Pero estaban los demás y los reconoció al instante, atravesando su transparente y superficial envoltura humana. Un grupo de hermanos y hermanas. El gabinete radical metamorfoseado. Sentados alrededor de la mesa, no daban indicios de quiénes eran en realidad ni de que todos lo sabían. ¡Qué inquietantemente humanos parecían! Al mirar dentro y más allá de los diversos matices del gris, el verde, el azul y el castaño que coloreaban sus ojos de mamífero, y llegar al fondo blátido y palpitante de su ser, entendió a sus colegas y los amó a ellos y sus valores, que eran precisamente los suyos. Unidos por una valentía de hierro y la voluntad de triunfar. Inspirados por una idea tan pura y conmovedora como la sangre y la tierra. Impelidos hacia una meta que se elevaba por encima de la mera razón y abarcaba un sentido místico de patria, una idea tan sencilla y sencillamente buena y verdadera como la fe religiosa.

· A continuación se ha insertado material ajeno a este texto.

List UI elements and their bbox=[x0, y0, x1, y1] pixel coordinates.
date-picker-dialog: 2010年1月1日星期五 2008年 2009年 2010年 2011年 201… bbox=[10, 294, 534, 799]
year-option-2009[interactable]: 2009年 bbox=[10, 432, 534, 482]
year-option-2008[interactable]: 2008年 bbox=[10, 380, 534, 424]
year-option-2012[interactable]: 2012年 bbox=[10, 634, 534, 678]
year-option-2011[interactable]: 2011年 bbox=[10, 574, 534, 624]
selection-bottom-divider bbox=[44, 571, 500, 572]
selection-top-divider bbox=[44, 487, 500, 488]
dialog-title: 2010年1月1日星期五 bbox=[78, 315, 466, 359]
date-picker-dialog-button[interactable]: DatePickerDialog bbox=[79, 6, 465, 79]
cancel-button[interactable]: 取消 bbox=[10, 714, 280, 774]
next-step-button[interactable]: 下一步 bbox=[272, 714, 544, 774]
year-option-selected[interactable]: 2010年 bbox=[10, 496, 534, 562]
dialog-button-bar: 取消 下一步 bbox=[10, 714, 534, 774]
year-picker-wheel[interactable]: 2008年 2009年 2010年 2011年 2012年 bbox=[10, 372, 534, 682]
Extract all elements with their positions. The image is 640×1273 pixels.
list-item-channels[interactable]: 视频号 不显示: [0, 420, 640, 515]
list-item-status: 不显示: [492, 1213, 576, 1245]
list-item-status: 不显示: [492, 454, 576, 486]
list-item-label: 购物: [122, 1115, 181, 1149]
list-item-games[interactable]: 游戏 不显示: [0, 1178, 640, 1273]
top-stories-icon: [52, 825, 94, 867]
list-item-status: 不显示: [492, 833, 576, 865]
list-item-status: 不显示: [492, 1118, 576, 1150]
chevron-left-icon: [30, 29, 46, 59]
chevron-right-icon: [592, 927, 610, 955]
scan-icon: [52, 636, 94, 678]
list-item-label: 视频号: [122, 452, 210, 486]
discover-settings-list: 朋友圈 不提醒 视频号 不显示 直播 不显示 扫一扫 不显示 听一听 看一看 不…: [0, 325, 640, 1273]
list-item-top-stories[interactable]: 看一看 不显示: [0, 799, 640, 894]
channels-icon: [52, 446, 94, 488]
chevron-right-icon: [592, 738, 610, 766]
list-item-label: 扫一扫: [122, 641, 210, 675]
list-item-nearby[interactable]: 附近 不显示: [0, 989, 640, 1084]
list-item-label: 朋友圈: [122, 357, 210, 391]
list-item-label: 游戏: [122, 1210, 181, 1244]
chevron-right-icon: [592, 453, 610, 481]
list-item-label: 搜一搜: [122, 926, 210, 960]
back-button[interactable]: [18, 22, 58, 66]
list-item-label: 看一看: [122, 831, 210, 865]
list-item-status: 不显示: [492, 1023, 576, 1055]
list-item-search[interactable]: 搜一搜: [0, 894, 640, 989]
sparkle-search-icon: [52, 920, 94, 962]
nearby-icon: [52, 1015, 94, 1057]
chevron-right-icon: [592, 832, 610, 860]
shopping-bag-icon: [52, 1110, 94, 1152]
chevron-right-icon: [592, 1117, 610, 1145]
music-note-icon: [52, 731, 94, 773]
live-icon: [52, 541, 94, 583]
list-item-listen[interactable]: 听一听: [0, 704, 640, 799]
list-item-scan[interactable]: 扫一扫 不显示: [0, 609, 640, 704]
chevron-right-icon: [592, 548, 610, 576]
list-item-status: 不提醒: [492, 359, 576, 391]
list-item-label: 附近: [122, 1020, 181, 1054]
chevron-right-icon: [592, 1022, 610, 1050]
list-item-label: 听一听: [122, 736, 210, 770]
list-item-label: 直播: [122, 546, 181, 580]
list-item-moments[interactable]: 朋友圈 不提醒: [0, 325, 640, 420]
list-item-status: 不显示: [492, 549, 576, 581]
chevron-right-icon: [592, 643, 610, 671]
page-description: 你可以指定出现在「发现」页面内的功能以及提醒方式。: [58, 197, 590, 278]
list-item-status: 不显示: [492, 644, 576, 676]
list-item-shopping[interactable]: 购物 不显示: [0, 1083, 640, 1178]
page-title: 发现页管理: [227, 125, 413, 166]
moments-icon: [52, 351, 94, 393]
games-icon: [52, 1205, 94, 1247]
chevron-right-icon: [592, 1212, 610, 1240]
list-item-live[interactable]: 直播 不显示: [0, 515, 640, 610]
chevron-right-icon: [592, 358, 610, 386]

Lo que unía igualmente a este valiente equipo era la certidumbre de las privaciones y las lágrimas que habría en el futuro, que, aunque lo lamentaban mucho, no iban a ser las suyas. Pero también la certidumbre de que después de la victoria la población en general conocería la beatitud profunda y ennoblecedora de respetarse a sí misma. En aquella sala, en aquel momento, no había cabida para los débiles. El país estaba a punto de liberarse de una abyecta servidumbre. Las cadenas habían caído ya a los pies de los mejores. La coaccionante pesadilla del avantismo no tardaría en alejarse de la espalda de la nación. Siempre habría quienes dudaran al ver abierta la puerta de la jaula. Que se humillaran en su cautiverio voluntario, esclavos de un orden desacreditado y corrupto, sin otro consuelo que sus gráficos y diagramas de sectores, su árido racionalismo y su lastimosa pusilanimidad. Ojalá se dieran cuenta de que el glorioso acontecimiento ya no estaba bajo su control, estaba ya más allá de los análisis y los debates, y formaba parte de la historia. Estaba ya desplegado, allí, en aquella mesa. La suerte colectiva se estaba forjando al calor del sobrio fervor del gabinete. El reversionismo duro era la fuerza dominante. ¡Demasiado tarde para echarse atrás!